Tinti and Boyd both emphasized the importance of realizing that rejection is often unavoidable even for the most gifted writers, and that a willingness to fail, or even suffer humiliation, is a shared quality among all successful writers.
“Writing fiction is incredibly self-exposing,” Boyd acknowledged. “But it’s worth it, because when you write something that people like, there’s no feeling like it. Ninety-five percent of the time, if you’re writing about something that interests you, it’ll be interesting to other people. That other five percent of the time you’ll make a fool of yourself. But you have to be willing to do that.”
Tinti’s latest novel, The Twelve Lives of Samuel Hawley, was released last month, and has been optioned for a film adaptation by director Matt Reeves (Let Me In).
Explaining that some familiarity with the technical aspects of the publishing industry is a valuable asset for a writer, Tinti said that some of the most useful skills she has developed over the years have come from being an editor and working on the agency side, sifting through the slush pile of manuscripts and learning what not to do as a writer.
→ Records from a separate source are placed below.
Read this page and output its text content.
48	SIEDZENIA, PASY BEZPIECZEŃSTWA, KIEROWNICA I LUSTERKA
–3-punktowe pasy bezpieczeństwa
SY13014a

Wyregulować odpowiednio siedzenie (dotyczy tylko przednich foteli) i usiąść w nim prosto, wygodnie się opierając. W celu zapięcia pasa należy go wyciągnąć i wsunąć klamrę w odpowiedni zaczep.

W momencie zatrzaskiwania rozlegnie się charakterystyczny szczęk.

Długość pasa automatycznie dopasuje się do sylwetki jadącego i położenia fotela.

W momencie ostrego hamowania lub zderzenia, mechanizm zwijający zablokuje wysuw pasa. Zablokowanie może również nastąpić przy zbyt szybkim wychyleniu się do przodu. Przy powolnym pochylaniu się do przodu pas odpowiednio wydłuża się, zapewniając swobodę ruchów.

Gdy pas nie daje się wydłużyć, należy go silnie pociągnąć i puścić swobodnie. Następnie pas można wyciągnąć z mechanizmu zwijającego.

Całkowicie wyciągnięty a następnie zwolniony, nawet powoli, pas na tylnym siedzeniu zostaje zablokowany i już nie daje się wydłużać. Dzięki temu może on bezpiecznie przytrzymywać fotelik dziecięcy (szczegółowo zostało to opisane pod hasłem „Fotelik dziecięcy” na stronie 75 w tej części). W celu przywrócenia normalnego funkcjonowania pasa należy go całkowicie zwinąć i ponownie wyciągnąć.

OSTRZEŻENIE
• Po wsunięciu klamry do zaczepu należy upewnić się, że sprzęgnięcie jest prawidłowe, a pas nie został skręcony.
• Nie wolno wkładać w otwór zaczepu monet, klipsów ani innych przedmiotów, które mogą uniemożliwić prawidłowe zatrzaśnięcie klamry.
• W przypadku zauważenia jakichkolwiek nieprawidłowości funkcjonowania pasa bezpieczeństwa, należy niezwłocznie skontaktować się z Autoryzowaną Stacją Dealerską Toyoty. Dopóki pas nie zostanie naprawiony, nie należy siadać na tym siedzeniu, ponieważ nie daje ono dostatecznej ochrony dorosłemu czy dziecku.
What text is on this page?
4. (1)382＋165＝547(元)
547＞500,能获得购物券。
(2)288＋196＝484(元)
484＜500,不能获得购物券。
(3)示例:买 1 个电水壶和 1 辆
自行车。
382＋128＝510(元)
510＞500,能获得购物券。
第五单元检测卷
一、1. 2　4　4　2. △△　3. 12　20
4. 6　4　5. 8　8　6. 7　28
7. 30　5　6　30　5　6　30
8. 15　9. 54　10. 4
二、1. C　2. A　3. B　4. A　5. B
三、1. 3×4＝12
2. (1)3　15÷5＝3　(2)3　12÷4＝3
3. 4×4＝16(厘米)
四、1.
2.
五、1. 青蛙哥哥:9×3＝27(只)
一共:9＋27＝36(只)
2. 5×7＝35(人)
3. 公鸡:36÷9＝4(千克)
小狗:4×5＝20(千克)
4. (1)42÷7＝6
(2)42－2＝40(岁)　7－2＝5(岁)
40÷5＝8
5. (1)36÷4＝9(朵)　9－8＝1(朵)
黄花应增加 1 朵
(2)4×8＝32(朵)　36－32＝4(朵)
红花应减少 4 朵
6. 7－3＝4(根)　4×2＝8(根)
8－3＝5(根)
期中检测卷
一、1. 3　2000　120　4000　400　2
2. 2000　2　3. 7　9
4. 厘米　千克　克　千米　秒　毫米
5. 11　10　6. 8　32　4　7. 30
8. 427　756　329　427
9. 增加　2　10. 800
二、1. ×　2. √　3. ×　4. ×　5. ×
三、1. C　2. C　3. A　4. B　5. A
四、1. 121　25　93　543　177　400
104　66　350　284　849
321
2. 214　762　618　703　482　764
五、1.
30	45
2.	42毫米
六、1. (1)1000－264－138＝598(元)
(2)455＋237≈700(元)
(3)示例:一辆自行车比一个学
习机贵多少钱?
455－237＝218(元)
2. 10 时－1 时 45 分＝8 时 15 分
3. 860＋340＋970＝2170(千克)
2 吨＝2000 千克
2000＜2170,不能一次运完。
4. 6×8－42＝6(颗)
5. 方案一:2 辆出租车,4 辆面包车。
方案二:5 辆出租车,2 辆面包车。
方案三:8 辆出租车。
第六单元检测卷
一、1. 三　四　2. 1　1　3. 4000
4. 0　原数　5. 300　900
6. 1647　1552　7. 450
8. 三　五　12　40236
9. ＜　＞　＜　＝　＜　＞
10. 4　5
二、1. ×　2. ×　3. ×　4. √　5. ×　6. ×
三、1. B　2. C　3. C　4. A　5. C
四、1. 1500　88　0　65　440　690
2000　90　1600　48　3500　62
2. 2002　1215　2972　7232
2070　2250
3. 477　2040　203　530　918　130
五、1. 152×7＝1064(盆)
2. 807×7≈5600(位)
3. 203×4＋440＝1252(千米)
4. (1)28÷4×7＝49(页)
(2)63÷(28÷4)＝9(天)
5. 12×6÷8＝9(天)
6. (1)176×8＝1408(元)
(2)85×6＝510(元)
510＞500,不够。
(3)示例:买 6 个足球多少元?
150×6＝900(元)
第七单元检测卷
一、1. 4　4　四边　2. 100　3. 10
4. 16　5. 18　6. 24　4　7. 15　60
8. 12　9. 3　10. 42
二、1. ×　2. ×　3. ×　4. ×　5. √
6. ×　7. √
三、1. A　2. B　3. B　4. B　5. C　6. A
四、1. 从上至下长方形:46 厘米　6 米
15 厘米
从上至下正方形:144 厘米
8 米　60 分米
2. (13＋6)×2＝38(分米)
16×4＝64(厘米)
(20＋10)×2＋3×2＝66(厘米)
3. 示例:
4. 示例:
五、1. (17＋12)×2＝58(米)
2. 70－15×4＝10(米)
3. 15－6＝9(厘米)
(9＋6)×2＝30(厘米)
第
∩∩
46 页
“My day job has always been in publishing, which has allowed me to work with editors and see how they work with other writers to shape and polish their pieces,” Tinti said. “Early on I was able to watch every stage of that process and track the changes in different drafts of a manuscript, and that taught me the technical side of things.”
As technology has transformed the media and publishing landscapes, it has become easier for this generation of writers to find an audience, Tinti explained. This shift has softened what has traditionally been a competitive literary culture, creating in its place a sense of community and support among younger and aspiring writers.
“I like to compare it to mountaineering,” Tinti said. “You’re all tied together climbing up a mountain. One person takes a step up and yanks everybody else with them.”